One former detainee – Syrian activist Amer Matar – described how he saw Raslan attend protests to “memorize protesters’ faces.” He later testified in Koblenz that Raslan personally beat him and called him a “son of a bitch” at the al-Khatib prison branch.

Another detainee, Yaser Abdul Samad Karmi, said that he was beaten “all over the body” and shocked with high voltage electricity on his “thighs, shoulders and genitals.”

Raslan, in a statement read out by his lawyers, told the court that he tried to help detainees in Branch 251, but he “no longer had any influence” because he came from an opposition-affiliated region in Homs, Syria.

He also said that he would accept the verdict of the court, because he “believes in German law and justice.”

Raslan defected from the Syrian regime and fled to Jordan in 2012, briefly becoming an opposition activist before being granted asylum in Germany in 2014.

Raslan first came to the attention of German police after filing a report with authorities alleging that he was being followed by Syrian regime officials in 2015. Two years later, Raslan was being interviewed by police regarding an investigation into another Syrian suspected of inflicting violence on protesters.

Throughout the course of the interview, police realized that he might have been complicit in torture through his role as an intelligence officer in Syria and opened up an investigation into Raslan. In 2019, he was arrested along with another former security official, Eyad A, and preparations for a trial began.

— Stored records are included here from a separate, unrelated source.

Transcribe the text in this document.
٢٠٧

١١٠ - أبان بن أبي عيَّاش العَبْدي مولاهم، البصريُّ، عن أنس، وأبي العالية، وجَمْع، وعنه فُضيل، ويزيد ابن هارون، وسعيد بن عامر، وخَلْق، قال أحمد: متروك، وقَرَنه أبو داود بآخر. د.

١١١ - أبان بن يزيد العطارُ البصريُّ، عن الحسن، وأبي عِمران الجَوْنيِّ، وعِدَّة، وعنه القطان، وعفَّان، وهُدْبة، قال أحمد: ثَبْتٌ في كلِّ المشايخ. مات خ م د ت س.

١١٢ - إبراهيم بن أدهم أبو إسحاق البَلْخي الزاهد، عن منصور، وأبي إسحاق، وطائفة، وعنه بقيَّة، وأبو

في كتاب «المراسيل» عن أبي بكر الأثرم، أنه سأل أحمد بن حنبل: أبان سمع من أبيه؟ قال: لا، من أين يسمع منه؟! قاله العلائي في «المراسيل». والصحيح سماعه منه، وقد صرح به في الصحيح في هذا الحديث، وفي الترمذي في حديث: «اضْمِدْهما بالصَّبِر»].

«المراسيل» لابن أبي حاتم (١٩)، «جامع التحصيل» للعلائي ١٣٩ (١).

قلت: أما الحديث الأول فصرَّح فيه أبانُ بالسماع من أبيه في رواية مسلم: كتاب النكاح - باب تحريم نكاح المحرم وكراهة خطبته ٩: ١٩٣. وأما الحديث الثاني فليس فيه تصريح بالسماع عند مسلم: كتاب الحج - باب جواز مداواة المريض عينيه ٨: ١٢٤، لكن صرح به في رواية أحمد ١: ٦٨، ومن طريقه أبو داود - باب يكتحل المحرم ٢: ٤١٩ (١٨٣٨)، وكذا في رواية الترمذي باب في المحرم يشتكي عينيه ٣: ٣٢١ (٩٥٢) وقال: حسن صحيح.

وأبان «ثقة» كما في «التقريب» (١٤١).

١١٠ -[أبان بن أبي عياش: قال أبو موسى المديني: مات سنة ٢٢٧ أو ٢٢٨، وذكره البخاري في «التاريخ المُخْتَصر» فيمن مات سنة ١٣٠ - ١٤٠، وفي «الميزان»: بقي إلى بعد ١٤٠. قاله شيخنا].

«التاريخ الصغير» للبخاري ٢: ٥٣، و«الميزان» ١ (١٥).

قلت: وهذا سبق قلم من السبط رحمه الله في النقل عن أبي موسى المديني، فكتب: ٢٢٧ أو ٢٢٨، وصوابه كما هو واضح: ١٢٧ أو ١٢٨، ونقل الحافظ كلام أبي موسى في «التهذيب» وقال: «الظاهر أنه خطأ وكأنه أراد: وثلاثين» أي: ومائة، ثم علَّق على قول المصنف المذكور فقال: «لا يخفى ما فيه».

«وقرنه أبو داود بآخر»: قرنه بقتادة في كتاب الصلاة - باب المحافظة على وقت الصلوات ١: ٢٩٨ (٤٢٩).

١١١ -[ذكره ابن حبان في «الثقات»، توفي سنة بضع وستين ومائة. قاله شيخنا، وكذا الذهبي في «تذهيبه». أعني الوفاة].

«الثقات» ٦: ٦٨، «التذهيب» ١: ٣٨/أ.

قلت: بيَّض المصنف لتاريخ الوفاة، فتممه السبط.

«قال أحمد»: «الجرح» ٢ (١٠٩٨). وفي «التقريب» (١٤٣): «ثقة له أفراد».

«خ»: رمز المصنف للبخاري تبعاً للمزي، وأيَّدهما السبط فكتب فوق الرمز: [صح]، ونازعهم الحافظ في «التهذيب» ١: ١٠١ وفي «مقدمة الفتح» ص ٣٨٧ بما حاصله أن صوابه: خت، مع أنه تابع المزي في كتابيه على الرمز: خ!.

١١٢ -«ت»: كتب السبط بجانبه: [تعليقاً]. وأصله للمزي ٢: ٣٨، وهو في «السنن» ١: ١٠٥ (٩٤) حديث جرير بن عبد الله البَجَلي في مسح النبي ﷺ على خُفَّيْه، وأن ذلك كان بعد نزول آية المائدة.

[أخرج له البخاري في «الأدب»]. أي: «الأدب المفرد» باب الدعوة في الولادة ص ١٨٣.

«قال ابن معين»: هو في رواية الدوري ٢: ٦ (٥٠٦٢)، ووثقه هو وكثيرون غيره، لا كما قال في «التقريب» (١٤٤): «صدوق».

The charging of Raslan is possible due to a German law passed in 2002 which affirms the principle of universal jurisdiction. This allows German courts to try individuals for crimes designated in the Rome Statute of the International Criminal Court, even if the crimes were committed outside of Germany.

In Spain, a case was initiated against Ali Mamlouk, Syria’s intelligence chief who is under Western sanction, for “acts of terrorism.” The Spanish National Court dismissed the case however, as Spain does not use the principle of universal jurisdiction.